Lambang
negara Indonesia adalah Garuda Pancasila dengan semboyan Bhinneka
Tunggal Ika. Lambang negara Indonesia berbentuk burung Garuda yang kepalanya menoleh ke sebelah kanan (dari
sudut pandang Garuda), perisai berbentuk menyerupai jantung yang digantung
dengan rantai pada leher Garuda, dan semboyan Bhinneka Tunggal Ika yang
berarti “Berbeda-beda tetapi tetap satu” ditulis di atas pita yang dicengkeram
oleh Garuda. Lambang ini dirancang oleh Sultan Hamid II dari Pontianak, yang kemudian disempurnakan oleh Presiden Soekarno, dan diresmikan pemakaiannya sebagai lambang negara
pertama kali pada Sidang Kabinet Republik Indonesia Serikat tanggal
11 Februari 1950.
Lambang negara Garuda Pancasila diatur
penggunaannya dalam Peraturan Pemerintah No.
43/1958.
Garuda Pancasila yang diresmikan
penggunaannya pada 11 Februari 1950, masih tanpa jambul dan posisi cakar di
belakang pita.
Garuda, kendaraan (wahana) Wishnu tampil di berbagai candi kuno
di Indonesia, seperti Prambanan,Mendut, Sojiwan, Penataran, Belahan, Sukuh dan Cetho dalam bentuk relief atau arca.
Di Prambanan terdapat sebuah candi di muka candi Wishnu yang
dipersembahkan untuk Garuda, akan tetapi tidak ditemukan arca Garuda di
dalamnya. Di candi Siwa Prambanan terdapat relief episode Ramayana yang menggambarkan keponakan Garuda yang juga bangsa dewa burung, Jatayu, mencoba menyelamatkan Sinta dari
cengkeraman Rahwana. Arca anumerta Airlangga yang digambarkan sebagai Wishnu tengah
mengendarai Garuda dari Candi Belahan mungkin adalah arca Garuda Jawa Kuna
paling terkenal, kini arca ini disimpan di Museum Trowulan.
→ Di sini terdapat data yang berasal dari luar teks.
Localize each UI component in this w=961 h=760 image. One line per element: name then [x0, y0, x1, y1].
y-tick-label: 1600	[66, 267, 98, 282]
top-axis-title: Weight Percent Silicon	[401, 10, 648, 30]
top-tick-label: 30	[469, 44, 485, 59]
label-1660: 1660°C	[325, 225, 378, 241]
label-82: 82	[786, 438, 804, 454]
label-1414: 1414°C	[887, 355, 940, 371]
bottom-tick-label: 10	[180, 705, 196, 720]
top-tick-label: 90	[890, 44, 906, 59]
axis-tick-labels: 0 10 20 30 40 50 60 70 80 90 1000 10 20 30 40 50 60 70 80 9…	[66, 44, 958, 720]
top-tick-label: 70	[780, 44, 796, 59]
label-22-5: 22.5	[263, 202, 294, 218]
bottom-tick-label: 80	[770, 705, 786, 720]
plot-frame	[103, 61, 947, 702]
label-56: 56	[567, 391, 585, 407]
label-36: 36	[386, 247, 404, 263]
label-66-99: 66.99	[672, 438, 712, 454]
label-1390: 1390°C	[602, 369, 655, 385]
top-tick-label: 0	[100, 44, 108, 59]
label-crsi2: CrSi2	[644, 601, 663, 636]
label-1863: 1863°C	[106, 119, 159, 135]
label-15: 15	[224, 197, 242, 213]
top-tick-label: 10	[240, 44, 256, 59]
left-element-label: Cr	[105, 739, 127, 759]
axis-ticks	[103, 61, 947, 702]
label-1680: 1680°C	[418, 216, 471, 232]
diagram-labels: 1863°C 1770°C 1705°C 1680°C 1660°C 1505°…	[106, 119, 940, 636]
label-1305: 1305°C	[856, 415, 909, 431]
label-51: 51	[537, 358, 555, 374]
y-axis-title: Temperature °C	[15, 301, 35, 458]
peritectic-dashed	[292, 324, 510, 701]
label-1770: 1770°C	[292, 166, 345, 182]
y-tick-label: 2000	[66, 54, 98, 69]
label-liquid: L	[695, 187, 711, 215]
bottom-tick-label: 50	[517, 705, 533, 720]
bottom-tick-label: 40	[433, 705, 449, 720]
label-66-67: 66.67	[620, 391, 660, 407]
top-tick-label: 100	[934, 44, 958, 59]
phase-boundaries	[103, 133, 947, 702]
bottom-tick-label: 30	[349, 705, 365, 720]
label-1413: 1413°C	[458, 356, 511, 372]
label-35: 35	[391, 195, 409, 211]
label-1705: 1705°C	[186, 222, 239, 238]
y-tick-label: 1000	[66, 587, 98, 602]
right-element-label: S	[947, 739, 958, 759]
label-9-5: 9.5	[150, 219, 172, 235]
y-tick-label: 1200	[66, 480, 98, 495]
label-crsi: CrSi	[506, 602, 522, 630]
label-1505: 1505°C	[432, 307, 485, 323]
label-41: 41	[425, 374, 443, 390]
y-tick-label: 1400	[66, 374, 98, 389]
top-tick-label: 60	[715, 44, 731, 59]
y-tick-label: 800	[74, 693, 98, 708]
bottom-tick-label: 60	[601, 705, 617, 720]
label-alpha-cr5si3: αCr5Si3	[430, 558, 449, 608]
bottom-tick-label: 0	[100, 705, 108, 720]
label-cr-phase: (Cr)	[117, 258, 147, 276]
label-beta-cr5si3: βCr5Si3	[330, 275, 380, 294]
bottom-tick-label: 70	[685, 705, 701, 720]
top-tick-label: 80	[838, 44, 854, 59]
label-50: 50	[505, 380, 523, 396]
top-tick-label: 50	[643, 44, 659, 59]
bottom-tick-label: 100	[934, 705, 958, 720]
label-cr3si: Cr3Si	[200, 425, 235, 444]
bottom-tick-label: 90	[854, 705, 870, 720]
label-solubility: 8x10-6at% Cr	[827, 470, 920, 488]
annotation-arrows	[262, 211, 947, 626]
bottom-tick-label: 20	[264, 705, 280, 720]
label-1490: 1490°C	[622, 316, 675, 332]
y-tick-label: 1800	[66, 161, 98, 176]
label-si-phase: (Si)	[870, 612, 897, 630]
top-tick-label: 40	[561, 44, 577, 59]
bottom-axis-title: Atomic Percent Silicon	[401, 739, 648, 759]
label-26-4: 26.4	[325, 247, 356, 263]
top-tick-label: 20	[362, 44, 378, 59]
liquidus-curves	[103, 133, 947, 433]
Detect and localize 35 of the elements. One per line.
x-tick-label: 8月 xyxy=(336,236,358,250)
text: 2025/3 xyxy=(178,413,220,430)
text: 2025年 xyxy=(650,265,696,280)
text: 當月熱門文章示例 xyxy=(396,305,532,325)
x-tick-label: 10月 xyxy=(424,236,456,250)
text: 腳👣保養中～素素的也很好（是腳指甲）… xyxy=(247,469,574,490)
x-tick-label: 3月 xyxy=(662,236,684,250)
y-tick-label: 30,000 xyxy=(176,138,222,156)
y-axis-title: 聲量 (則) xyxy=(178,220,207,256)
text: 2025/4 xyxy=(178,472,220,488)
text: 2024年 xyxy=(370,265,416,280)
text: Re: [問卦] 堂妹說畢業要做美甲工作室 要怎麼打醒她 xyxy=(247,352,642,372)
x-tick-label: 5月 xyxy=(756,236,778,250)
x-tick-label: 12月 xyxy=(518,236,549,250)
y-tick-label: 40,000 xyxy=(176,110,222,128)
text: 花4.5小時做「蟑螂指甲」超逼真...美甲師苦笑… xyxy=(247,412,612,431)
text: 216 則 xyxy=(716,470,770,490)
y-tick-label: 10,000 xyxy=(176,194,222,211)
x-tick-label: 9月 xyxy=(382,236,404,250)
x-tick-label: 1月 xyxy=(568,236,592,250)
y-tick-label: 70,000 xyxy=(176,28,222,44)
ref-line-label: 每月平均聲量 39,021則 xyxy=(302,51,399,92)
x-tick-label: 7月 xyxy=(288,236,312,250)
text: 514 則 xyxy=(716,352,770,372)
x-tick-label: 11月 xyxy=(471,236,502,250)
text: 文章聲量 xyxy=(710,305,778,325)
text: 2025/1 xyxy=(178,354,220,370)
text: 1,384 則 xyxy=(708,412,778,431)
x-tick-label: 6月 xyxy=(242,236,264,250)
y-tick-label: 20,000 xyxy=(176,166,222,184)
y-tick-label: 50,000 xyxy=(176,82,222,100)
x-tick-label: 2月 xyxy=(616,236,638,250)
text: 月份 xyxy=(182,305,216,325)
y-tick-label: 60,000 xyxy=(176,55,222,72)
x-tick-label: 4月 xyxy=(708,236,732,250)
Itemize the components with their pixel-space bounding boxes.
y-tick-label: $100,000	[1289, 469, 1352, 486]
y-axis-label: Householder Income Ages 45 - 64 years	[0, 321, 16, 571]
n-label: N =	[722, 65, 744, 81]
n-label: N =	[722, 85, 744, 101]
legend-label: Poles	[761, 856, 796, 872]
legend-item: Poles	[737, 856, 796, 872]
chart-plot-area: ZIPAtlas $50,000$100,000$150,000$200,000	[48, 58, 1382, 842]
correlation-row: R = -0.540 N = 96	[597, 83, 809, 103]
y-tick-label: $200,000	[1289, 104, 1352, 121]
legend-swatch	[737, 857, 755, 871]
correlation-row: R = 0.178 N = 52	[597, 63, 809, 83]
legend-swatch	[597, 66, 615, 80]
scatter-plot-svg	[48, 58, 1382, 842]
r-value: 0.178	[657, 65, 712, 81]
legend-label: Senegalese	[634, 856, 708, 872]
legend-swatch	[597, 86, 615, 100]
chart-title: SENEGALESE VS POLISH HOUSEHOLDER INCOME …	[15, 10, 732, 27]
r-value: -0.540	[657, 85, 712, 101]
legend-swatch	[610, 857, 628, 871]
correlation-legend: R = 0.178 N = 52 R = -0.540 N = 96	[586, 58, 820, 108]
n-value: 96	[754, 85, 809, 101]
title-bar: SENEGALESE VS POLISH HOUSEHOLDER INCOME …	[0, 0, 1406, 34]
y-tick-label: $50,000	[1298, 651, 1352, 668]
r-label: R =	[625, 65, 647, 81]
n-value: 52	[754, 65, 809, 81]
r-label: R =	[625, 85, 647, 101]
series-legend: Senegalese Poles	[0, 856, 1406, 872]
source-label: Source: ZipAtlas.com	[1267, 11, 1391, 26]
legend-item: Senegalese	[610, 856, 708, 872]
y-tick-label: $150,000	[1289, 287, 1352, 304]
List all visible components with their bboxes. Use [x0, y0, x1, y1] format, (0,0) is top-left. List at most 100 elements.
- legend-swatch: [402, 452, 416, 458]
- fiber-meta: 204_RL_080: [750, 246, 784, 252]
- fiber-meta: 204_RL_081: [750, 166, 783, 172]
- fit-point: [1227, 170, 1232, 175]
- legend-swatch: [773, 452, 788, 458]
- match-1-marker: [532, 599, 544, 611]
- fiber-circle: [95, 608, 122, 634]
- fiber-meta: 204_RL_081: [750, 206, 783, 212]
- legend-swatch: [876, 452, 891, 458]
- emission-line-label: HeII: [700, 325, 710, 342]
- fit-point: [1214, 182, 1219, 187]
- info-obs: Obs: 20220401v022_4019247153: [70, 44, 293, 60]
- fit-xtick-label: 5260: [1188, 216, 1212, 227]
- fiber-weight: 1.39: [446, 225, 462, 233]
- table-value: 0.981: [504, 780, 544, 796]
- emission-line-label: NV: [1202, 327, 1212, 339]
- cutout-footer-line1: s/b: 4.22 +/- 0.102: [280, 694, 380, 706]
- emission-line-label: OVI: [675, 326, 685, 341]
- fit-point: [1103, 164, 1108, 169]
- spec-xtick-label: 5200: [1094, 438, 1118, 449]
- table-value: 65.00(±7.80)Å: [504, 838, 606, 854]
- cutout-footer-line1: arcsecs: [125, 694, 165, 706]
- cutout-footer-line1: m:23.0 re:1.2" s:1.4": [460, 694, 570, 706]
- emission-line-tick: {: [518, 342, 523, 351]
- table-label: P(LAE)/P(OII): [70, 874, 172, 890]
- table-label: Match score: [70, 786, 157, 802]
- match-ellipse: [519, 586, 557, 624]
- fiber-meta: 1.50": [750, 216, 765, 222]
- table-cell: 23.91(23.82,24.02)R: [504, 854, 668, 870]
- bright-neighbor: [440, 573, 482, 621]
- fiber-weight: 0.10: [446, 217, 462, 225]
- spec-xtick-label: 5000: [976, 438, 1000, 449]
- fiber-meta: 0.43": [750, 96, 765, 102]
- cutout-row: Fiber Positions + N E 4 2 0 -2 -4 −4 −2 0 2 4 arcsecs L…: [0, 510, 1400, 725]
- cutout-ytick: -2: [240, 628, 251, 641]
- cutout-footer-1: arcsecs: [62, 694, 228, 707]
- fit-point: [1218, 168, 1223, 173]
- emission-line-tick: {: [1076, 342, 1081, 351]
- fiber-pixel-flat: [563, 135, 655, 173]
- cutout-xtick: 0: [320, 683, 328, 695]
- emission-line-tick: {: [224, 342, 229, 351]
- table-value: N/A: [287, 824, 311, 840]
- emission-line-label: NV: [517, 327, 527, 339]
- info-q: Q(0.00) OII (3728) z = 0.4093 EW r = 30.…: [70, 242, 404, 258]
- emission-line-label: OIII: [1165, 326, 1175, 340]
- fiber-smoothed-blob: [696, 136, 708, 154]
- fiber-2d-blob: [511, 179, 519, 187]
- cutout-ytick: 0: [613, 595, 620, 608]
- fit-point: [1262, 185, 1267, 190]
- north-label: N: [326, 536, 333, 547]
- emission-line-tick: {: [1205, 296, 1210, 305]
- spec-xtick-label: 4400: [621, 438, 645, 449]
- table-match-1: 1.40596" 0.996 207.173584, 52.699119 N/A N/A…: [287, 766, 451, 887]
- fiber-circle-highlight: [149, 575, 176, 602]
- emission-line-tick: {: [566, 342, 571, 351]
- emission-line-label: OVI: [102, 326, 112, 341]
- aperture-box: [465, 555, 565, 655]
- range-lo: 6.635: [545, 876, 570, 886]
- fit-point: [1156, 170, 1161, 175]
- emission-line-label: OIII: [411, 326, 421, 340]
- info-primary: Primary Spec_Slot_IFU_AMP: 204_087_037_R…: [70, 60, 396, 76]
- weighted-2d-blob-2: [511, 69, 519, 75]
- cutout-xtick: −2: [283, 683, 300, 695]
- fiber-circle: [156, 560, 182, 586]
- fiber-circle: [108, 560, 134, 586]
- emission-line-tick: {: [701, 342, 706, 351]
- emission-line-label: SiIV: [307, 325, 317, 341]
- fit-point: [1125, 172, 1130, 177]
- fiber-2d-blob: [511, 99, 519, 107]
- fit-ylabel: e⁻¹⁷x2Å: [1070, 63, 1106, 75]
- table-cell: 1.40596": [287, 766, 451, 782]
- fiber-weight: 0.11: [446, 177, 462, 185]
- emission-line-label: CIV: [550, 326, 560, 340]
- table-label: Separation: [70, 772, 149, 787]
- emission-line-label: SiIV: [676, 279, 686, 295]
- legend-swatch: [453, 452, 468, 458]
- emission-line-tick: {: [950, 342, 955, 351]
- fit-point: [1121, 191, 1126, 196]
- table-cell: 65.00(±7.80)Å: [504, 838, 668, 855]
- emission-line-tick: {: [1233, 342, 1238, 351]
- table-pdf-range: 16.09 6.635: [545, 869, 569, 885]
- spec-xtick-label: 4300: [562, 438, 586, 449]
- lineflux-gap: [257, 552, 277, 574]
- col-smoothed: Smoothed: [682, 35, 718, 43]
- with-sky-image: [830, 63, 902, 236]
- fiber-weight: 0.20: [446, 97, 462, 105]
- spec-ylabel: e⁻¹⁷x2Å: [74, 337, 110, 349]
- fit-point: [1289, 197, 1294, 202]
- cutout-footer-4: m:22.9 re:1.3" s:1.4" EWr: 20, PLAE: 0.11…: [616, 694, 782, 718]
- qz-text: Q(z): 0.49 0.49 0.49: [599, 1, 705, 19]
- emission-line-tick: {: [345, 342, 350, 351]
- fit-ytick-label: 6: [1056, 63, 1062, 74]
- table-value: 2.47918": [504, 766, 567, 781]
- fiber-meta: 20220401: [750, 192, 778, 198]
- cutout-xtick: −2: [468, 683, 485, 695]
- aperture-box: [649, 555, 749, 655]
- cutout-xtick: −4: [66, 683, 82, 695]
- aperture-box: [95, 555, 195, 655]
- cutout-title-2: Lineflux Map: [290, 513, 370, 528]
Garuda muncul dalam berbagai kisah,
terutama di Jawa dan Bali. Dalam banyak kisah Garuda melambangkan
kebajikan, pengetahuan, kekuatan, keberanian, kesetiaan, dan disiplin. Sebagai
kendaraan Wishnu, Garuda juga memiliki sifat Wishnu sebagai pemelihara dan
penjaga tatanan alam semesta. Dalam tradisi Bali, Garuda dimuliakan sebagai
"Tuan segala makhluk yang dapat terbang" dan "Raja agung para
burung". Di Bali ia biasanya digambarkan sebagai makhluk yang memiliki
kepala, paruh, sayap, dan cakar elang,
tetapi memiliki tubuh dan lengan manusia. Biasanya digambarkan dalam ukiran
yang halus dan rumit dengan warna cerah keemasan, digambarkan dalam posisi
sebagai kendaraan Wishnu, atau dalam adegan pertempuran melawan Naga.
Posisi mulia Garuda dalam tradisi Indonesia sejak zaman kuna telah menjadikan
Garuda sebagai simbol nasional Indonesia, sebagai perwujudan ideologi Pancasila. Garuda juga dipilih sebagai nama maskapai
penerbangan nasional Indonesia Garuda Indonesia. Selain Indonesia, Thailand juga menggunakan Garuda sebagai lambang negara.
Setelah Perang Kemerdekaan Indonesia 1945-1949,
disusul pengakuan kedaulatan Indonesia oleh Belanda melalui Konferensi Meja Bundar pada tahun 1949,
dirasakan perlunya Indonesia (saat itu Republik Indonesia Serikat)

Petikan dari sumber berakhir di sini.